Chego em casa, depois da noite mais intensa de meus últimos anos, e me jogo na cama sem tirar ao menos o tênis. Meu coração está apertado, um nó na garganta quase impede minha respiração. Não sai da minha cabeça, o que acabou de acontecer. Emilly confessou, depois de tanto tempo, que se pudesse voltar atrás teria ficado comigo. Mas eis a questão. Por mais que a gente queira, não podemos voltar no tempo. O fato dela ter se arrependido não muda nada. Eu só não acredito que eu tive a coragem de dizer isso a ela. Eu apenas abaixei a cabeça e as palavras saíram tão rápido que eu não pude impedi-las. Naquele momento, eu soube que isso não foi só um impulso. Foi a verdade querendo se revelar. Por mais que eu ainda a ame, eu não posso simplesmente me jogar de cabeça nesse abismo. É um caminho sem volta. Se ela me abandonar mais uma vez, eu vou ficar perdido para sempre. Agora, eu tenho pelo menos uma chance. Quero me agarrar a ela como se minha vida dependesse disso. Na verdade, ela depende mesmo. Mas lembrar de Emilly com os olhos marejados, o vestido molhado de Martini, parada a alguns metros de mim, esperando uma resposta que vem como uma adaga afiada faz eu me sentir muito pior. Faz eu pensar como as coisas podem ser. Ela pode estar apenas carente, por ter rompido seu namoro, mas e se ela voltou por mim? E se eu lhe desse uma segunda chance? E se nós déssemos certo dessa vez? E se eu me machucasse novamente? De uma coisa eu tenho certeza. Ficar aqui me torturando sobre o que pode ou não acontecer, não irá mudar nada. Tenho que descobrir as coisas eu mesmo. Pego meu celular e disco o número que está na minha lista de favoritos.

– Alô?

– Helenna, sou eu, Jack.

– Oi querido – ela hesita – quer falar comigo?

– Na verdade não, eu gostaria de falar com Emilly – respondo decidido.

– Hum... É que ela já está dormindo, eu acho. Mas se quiser...

– Jack – Emilly grita, e pelo barulho, deve ter tomado o telefone de sua mãe.

– Oi. Gostaria de almoçar comigo amanhã? – pergunto, antes que minha razão vença e faça eu desligar o telefone.

– É lógico, quer dizer, pode ser, acho que posso sim – ela gagueja, e pela sua voz esteve chorando. Odeio pensar que eu possa ser o motivo. - E a propósito, obrigada por cuidar de mim, e ainda me acompanhar até em casa. Foi muito gentil da sua parte desviar seu caminho só para se certificar de que eu estava bem.

– Eu me mudei, passar em frente à sua casa, faz parte do meu caminho para qualquer lugar que eu vá.

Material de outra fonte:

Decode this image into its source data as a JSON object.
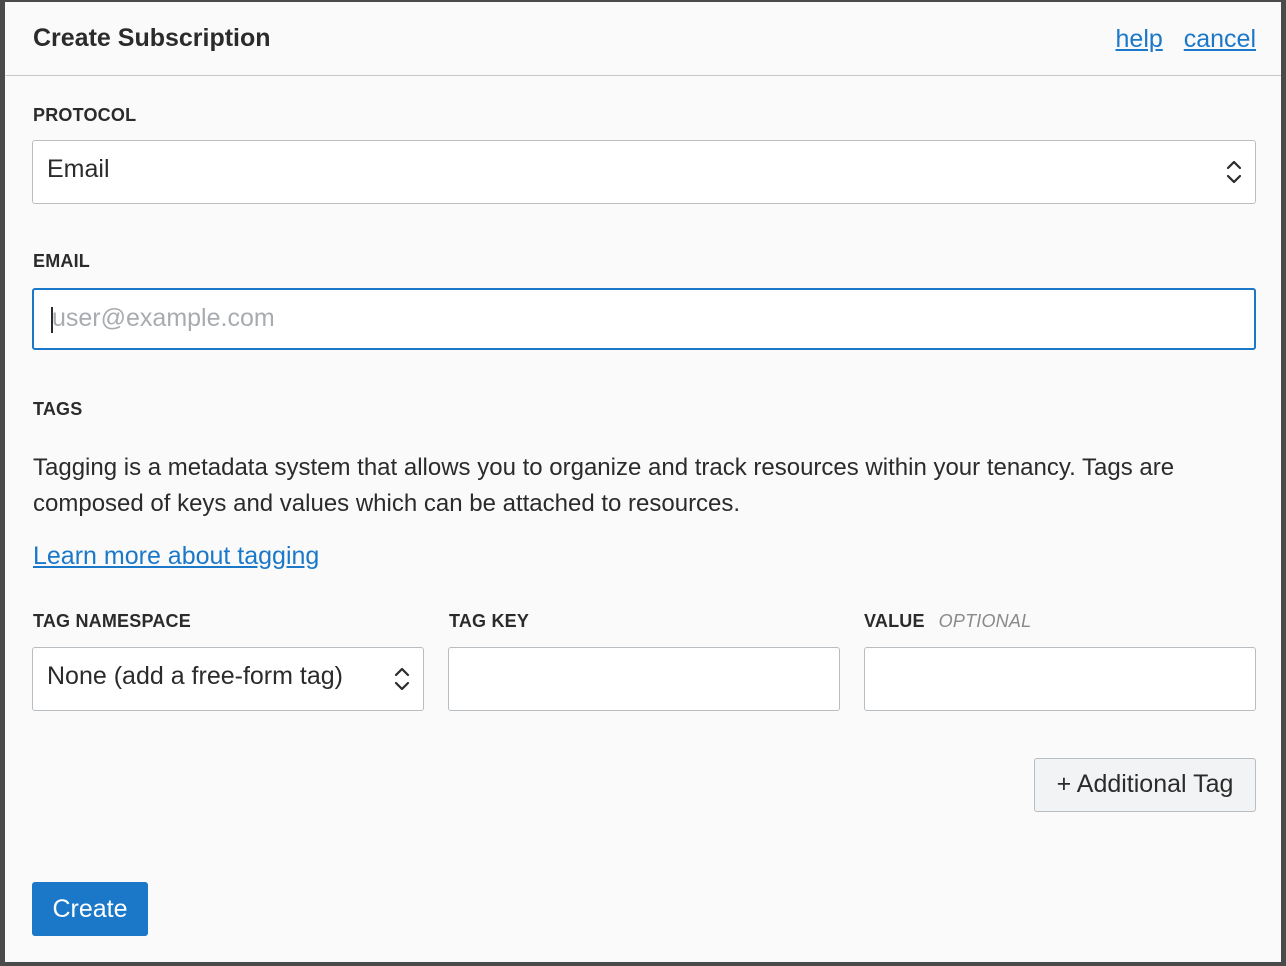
{
  "dialog": {
    "title": "Create Subscription",
    "help_link": "help",
    "cancel_link": "cancel"
  },
  "protocol": {
    "label": "PROTOCOL",
    "selected": "Email"
  },
  "email": {
    "label": "EMAIL",
    "value": "",
    "placeholder": "user@example.com"
  },
  "tags": {
    "label": "TAGS",
    "description": "Tagging is a metadata system that allows you to organize and track resources within your tenancy. Tags are composed of keys and values which can be attached to resources.",
    "learn_more_link": "Learn more about tagging",
    "namespace_label": "TAG NAMESPACE",
    "namespace_selected": "None (add a free-form tag)",
    "key_label": "TAG KEY",
    "key_value": "",
    "value_label": "VALUE",
    "value_optional": "OPTIONAL",
    "value_value": "",
    "additional_tag_button": "+ Additional Tag"
  },
  "footer": {
    "create_button": "Create"
  },
  "colors": {
    "accent": "#1b78c9",
    "border": "#b9bec3",
    "dialog_bg": "#fafafa"
  }
}
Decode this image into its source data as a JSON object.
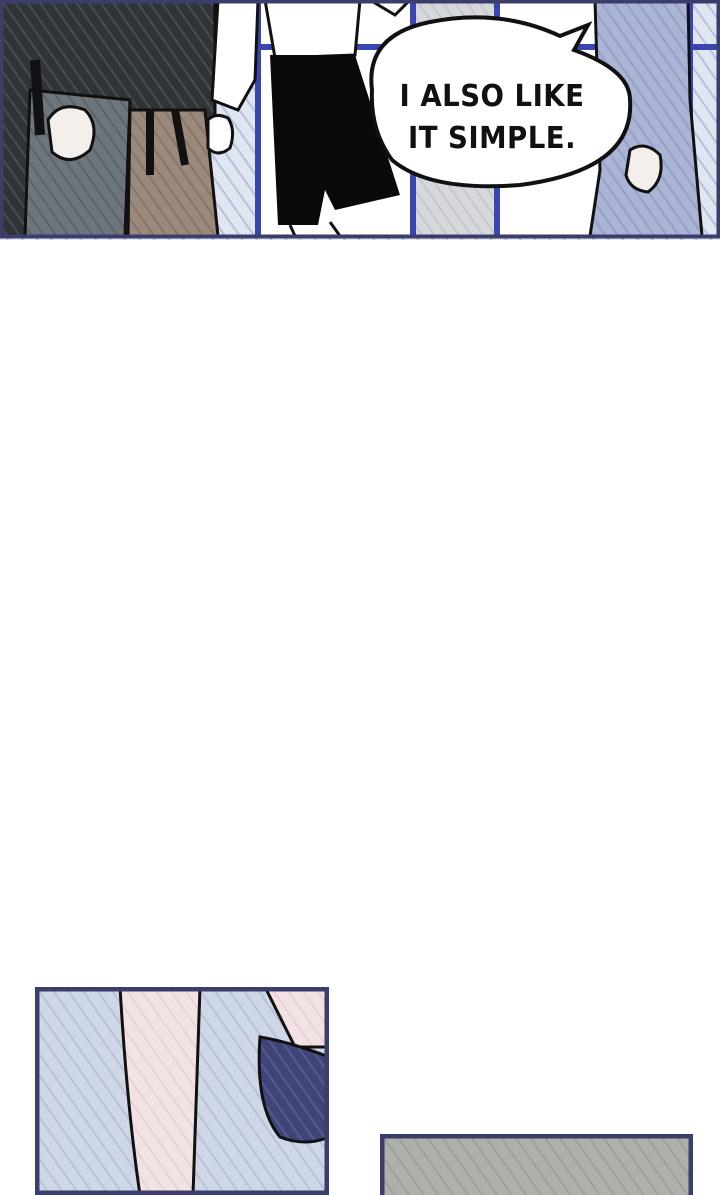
{
  "speech_bubble": {
    "text": "I ALSO LIKE IT SIMPLE."
  },
  "colors": {
    "panel_border": "#3b3d6b",
    "window_frame": "#3a45b0",
    "hatch_light": "#c5cfe4",
    "skirt_brown": "#9a8778",
    "jeans_gray": "#8a929b",
    "coat_blue": "#a9b4d6",
    "skin": "#f4e1df",
    "gray_panel": "#a7aaa2"
  },
  "icons": [
    "speech-bubble-icon"
  ]
}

Você tem que parar com essa mania de sentir tão importante.

Silêncio. Eu sorrio, me lembrando de todas as vezes em que disse para ela não se sentir tão importante, mesmo não sendo verdade. Pela sua respiração do outro lado da linha, sinto que ela está sorrindo também. Ficamos assim por um bom tempo, um sentindo o sorriso do outro, como dois adolescentes bobos e apaixonados, até que me lembro de como um dia fomos realmente assim, e de como as coisas estão diferentes agora.

– Até amanhã. Passo ai para te pegar meio dia – digo, encerrando a conversa.

Antes que ela responda, desligo o telefone, arrependido de ter acendido essa faísca que há tanto tempo luta para se apagar dentro de mim. Isso pode causar um incêndio, deixando marcas ainda mais profundas, do que as marcas anteriores, que ainda nem cicatrizaram.